Building on directives from the President, OPM developed two comprehensive handbooks and an online training course to help Federal employees better understand their leave and workplace flexibility options, including providing support for elder care, childbirth, adoption, and foster care.

The government continues to be a model employer for men and women in helping them maintain a healthy work-life balance and feel fulfilled in their jobs. Data from the Federal Employee Viewpoint Survey (FEVS) shows that satisfaction with Federal work-life programs is very high among women – and men - who participate in programs such as flexible work schedules, telework, health and wellness programs, the Employee Assistance Program (EAP), child care programs, and elder care programs.

The data also shows that the gender pay gap in the Federal government continues to narrow. In 2014, nationally, women were paid 79 cents for every dollar a man was paid. In 2015, across the Federal Government, women in white-collar jobs were paid 89 cents on the dollar. With more women than ever contributing to the government’s mission critical occupations, the gender pay gap continues to narrow even more for women working in STEM, IT/cyber security, economist, auditor, contract specialist, and human resources positions jobs. In the Senior Executive Service, as of 2015, women were paid equally with their male counterparts.

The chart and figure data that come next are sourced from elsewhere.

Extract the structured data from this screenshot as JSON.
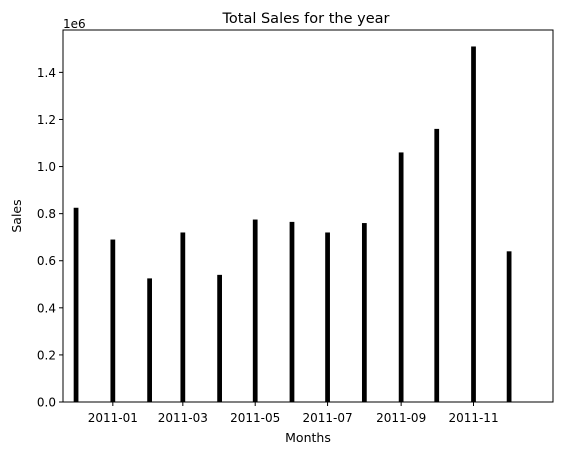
{
  "chart_data": {
    "type": "bar",
    "title": "Total Sales for the year",
    "xlabel": "Months",
    "ylabel": "Sales",
    "y_offset_label": "1e6",
    "ylim": [
      0,
      1.58
    ],
    "y_ticks": [
      0.0,
      0.2,
      0.4,
      0.6,
      0.8,
      1.0,
      1.2,
      1.4
    ],
    "y_tick_labels": [
      "0.0",
      "0.2",
      "0.4",
      "0.6",
      "0.8",
      "1.0",
      "1.2",
      "1.4"
    ],
    "x_range": [
      "2010-11-20",
      "2012-01-07"
    ],
    "x_ticks": [
      "2011-01-01",
      "2011-03-01",
      "2011-05-01",
      "2011-07-01",
      "2011-09-01",
      "2011-11-01"
    ],
    "x_tick_labels": [
      "2011-01",
      "2011-03",
      "2011-05",
      "2011-07",
      "2011-09",
      "2011-11"
    ],
    "bar_color": "#000000",
    "grid": false,
    "dates": [
      "2010-12-01",
      "2011-01-01",
      "2011-02-01",
      "2011-03-01",
      "2011-04-01",
      "2011-05-01",
      "2011-06-01",
      "2011-07-01",
      "2011-08-01",
      "2011-09-01",
      "2011-10-01",
      "2011-11-01",
      "2011-12-01"
    ],
    "values": [
      0.825,
      0.69,
      0.525,
      0.72,
      0.54,
      0.775,
      0.765,
      0.72,
      0.76,
      1.06,
      1.16,
      1.51,
      0.64
    ]
  }
}
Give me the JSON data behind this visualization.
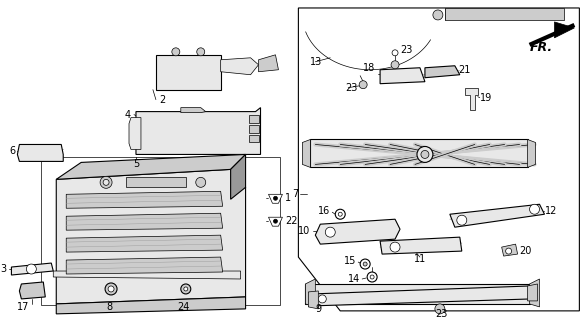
{
  "bg_color": "#ffffff",
  "fig_width": 5.87,
  "fig_height": 3.2,
  "dpi": 100,
  "lw_thin": 0.5,
  "lw_med": 0.8,
  "lw_thick": 1.5,
  "gray_light": "#e8e8e8",
  "gray_mid": "#cccccc",
  "gray_dark": "#999999"
}
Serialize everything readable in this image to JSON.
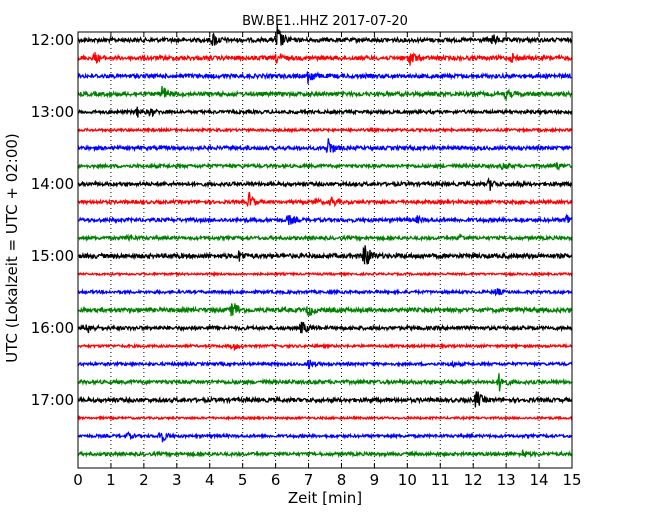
{
  "chart_data": {
    "type": "line",
    "title": "BW.BE1..HHZ 2017-07-20",
    "xlabel": "Zeit  [min]",
    "ylabel": "UTC (Lokalzeit = UTC + 02:00)",
    "xlim": [
      0,
      15
    ],
    "x_ticks": [
      "0",
      "1",
      "2",
      "3",
      "4",
      "5",
      "6",
      "7",
      "8",
      "9",
      "10",
      "11",
      "12",
      "13",
      "14",
      "15"
    ],
    "y_tick_labels": [
      "12:00",
      "13:00",
      "14:00",
      "15:00",
      "16:00",
      "17:00"
    ],
    "grid": "vertical dotted",
    "colors": [
      "#000000",
      "#ff0000",
      "#0000ff",
      "#008000"
    ],
    "traces": [
      {
        "label": "12:00",
        "color": "#000000",
        "amplitude": 2.0,
        "events": [
          {
            "t": 4.1,
            "a": 7
          },
          {
            "t": 6.05,
            "a": 16
          },
          {
            "t": 12.6,
            "a": 5
          }
        ]
      },
      {
        "label": "12:15",
        "color": "#ff0000",
        "amplitude": 2.0,
        "events": [
          {
            "t": 0.5,
            "a": 5
          },
          {
            "t": 6.05,
            "a": 6
          },
          {
            "t": 10.1,
            "a": 8
          },
          {
            "t": 13.2,
            "a": 4
          }
        ]
      },
      {
        "label": "12:30",
        "color": "#0000ff",
        "amplitude": 2.0,
        "events": [
          {
            "t": 7.0,
            "a": 9
          }
        ]
      },
      {
        "label": "12:45",
        "color": "#008000",
        "amplitude": 2.0,
        "events": [
          {
            "t": 2.55,
            "a": 10
          },
          {
            "t": 13.0,
            "a": 4
          }
        ]
      },
      {
        "label": "13:00",
        "color": "#000000",
        "amplitude": 1.6,
        "events": [
          {
            "t": 1.8,
            "a": 5
          },
          {
            "t": 2.2,
            "a": 4
          }
        ]
      },
      {
        "label": "13:15",
        "color": "#ff0000",
        "amplitude": 1.2,
        "events": []
      },
      {
        "label": "13:30",
        "color": "#0000ff",
        "amplitude": 1.8,
        "events": [
          {
            "t": 7.6,
            "a": 10
          }
        ]
      },
      {
        "label": "13:45",
        "color": "#008000",
        "amplitude": 1.6,
        "events": [
          {
            "t": 14.5,
            "a": 4
          },
          {
            "t": 12.9,
            "a": 3
          }
        ]
      },
      {
        "label": "14:00",
        "color": "#000000",
        "amplitude": 1.8,
        "events": [
          {
            "t": 12.5,
            "a": 6
          },
          {
            "t": 13.3,
            "a": 3
          }
        ]
      },
      {
        "label": "14:15",
        "color": "#ff0000",
        "amplitude": 1.6,
        "events": [
          {
            "t": 5.2,
            "a": 9
          },
          {
            "t": 7.7,
            "a": 5
          },
          {
            "t": 7.2,
            "a": 3
          }
        ]
      },
      {
        "label": "14:30",
        "color": "#0000ff",
        "amplitude": 1.8,
        "events": [
          {
            "t": 6.4,
            "a": 5
          },
          {
            "t": 14.85,
            "a": 6
          },
          {
            "t": 10.3,
            "a": 3
          }
        ]
      },
      {
        "label": "14:45",
        "color": "#008000",
        "amplitude": 1.6,
        "events": [
          {
            "t": 1.5,
            "a": 3
          },
          {
            "t": 11.6,
            "a": 3
          }
        ]
      },
      {
        "label": "15:00",
        "color": "#000000",
        "amplitude": 2.2,
        "events": [
          {
            "t": 4.9,
            "a": 5
          },
          {
            "t": 8.7,
            "a": 17
          }
        ]
      },
      {
        "label": "15:15",
        "color": "#ff0000",
        "amplitude": 1.0,
        "events": []
      },
      {
        "label": "15:30",
        "color": "#0000ff",
        "amplitude": 1.4,
        "events": [
          {
            "t": 12.7,
            "a": 4
          }
        ]
      },
      {
        "label": "15:45",
        "color": "#008000",
        "amplitude": 2.0,
        "events": [
          {
            "t": 4.7,
            "a": 11
          },
          {
            "t": 7.0,
            "a": 6
          }
        ]
      },
      {
        "label": "16:00",
        "color": "#000000",
        "amplitude": 1.8,
        "events": [
          {
            "t": 0.3,
            "a": 5
          },
          {
            "t": 6.8,
            "a": 7
          }
        ]
      },
      {
        "label": "16:15",
        "color": "#ff0000",
        "amplitude": 1.2,
        "events": [
          {
            "t": 4.7,
            "a": 4
          }
        ]
      },
      {
        "label": "16:30",
        "color": "#0000ff",
        "amplitude": 1.4,
        "events": [
          {
            "t": 7.0,
            "a": 5
          },
          {
            "t": 11.3,
            "a": 3
          }
        ]
      },
      {
        "label": "16:45",
        "color": "#008000",
        "amplitude": 1.8,
        "events": [
          {
            "t": 12.8,
            "a": 9
          }
        ]
      },
      {
        "label": "17:00",
        "color": "#000000",
        "amplitude": 2.0,
        "events": [
          {
            "t": 12.1,
            "a": 10
          }
        ]
      },
      {
        "label": "17:15",
        "color": "#ff0000",
        "amplitude": 1.0,
        "events": []
      },
      {
        "label": "17:30",
        "color": "#0000ff",
        "amplitude": 1.4,
        "events": [
          {
            "t": 2.5,
            "a": 9
          },
          {
            "t": 1.5,
            "a": 3
          }
        ]
      },
      {
        "label": "17:45",
        "color": "#008000",
        "amplitude": 1.6,
        "events": [
          {
            "t": 13.5,
            "a": 4
          }
        ]
      }
    ]
  }
}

In April of 2014, in response to a memorandum from the President, OPM issued a Governmentwide Strategy on Advancing Pay Equality in the Federal Government. Since that strategy was issued, OPM has taken a number of actions to narrow the gender pay gap in the Federal workforce. For example, on July 30, 2015, we issued a memorandum cautioning agencies not to solely use a job candidate’s existing salary to set pay, as that can potentially adversely affect candidates who may have taken time off from their careers or whose existing salary doesn’t reflect an applicant’s current qualifications.  


The summit shone a spotlight on the accomplishments women have made in the workplace and on the work still to be done. At OPM and across the Federal Government, we continue to work to make sure all employees are aware of the workplace flexibilities they may be eligible for, and to encourage women – and men – to work in the many mission critical occupations and to apply for leadership positions.